さらに細かいサービス対象を選択した上で、どのような分野(例えばファストフード、喫茶店、カフェ、デザートなど)で最適化が図れるか決定する。

特に興味を惹かれることがある。実店舗を持つレストラン業者からよれば、標準化されたサービスを導入してしまったら、自分自身が持つアイデンティティが無くなることを意味するのではないか。

黄涛は以下のように言及する。中小規模のユーザに対し、ニーズの適合率が非常に高く(喫茶店を例に挙げると、適合率は80%)、掌单が提供する業務ロジックが成立されていると言っても過言ではない。実際に、サービスの提供開始当初はブランドや差別化が重要となり、そこから収益を増加につなげていかなければならない。

ユーザの獲得においては、オフラインBDチームと口コミに重きを置いている。
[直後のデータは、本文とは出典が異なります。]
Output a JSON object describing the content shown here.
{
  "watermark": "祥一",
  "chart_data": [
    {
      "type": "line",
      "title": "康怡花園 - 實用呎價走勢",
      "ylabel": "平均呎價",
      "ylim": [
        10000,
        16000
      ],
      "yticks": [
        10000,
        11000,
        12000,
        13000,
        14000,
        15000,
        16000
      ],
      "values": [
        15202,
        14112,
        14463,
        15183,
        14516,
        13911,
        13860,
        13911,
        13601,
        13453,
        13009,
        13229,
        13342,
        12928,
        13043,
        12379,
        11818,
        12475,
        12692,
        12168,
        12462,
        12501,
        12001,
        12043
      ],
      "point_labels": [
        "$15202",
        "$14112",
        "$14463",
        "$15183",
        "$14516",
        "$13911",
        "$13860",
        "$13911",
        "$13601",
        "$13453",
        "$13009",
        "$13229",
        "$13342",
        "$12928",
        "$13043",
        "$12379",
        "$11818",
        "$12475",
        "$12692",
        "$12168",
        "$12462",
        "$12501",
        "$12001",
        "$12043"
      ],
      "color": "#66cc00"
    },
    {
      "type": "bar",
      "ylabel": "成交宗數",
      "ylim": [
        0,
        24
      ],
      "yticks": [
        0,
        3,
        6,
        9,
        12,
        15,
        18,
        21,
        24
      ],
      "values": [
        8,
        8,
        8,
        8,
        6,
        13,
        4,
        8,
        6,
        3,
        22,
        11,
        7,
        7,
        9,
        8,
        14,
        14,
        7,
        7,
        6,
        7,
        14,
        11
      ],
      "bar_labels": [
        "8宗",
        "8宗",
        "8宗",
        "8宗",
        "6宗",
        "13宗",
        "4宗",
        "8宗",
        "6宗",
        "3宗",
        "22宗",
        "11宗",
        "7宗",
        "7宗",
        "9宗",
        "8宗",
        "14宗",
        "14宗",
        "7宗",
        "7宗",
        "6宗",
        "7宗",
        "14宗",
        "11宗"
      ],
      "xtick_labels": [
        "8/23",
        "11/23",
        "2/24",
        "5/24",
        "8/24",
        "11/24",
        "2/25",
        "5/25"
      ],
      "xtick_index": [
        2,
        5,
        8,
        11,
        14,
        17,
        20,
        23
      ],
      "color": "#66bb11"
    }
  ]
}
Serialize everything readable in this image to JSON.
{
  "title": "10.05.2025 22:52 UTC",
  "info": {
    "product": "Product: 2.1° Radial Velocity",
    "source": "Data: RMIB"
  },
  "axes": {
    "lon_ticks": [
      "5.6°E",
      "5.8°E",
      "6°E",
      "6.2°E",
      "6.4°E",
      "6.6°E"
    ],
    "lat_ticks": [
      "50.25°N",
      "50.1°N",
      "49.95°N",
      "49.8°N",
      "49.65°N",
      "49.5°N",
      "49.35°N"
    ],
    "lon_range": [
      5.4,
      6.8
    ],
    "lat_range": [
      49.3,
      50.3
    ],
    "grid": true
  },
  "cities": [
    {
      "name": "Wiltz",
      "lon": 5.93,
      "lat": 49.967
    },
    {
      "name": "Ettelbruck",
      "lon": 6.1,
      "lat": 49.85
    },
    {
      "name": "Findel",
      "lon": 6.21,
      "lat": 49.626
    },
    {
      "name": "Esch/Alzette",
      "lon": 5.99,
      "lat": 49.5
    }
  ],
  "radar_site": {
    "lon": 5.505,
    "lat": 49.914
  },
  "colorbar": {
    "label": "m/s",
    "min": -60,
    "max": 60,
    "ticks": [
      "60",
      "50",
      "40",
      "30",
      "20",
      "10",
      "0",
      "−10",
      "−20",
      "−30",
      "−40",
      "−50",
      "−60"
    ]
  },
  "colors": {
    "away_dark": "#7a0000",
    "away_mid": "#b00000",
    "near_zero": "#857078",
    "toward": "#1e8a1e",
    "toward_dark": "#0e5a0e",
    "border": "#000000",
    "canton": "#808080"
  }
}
デリバリー市場の成熟はオンライン、オフラインの配達システムだけでなく、オフラインBDチームやその方法論の育成においても鍵となってくる。

今年の初めから一部の市場に参入して以来、パターン検証に力を注いできた。そのため、北京と上海のBDユーザに重きを置き、サービスの提供を行った。計画の次の段階にステップアップするために、市場の拡大やサービスの細分化を継続して行う。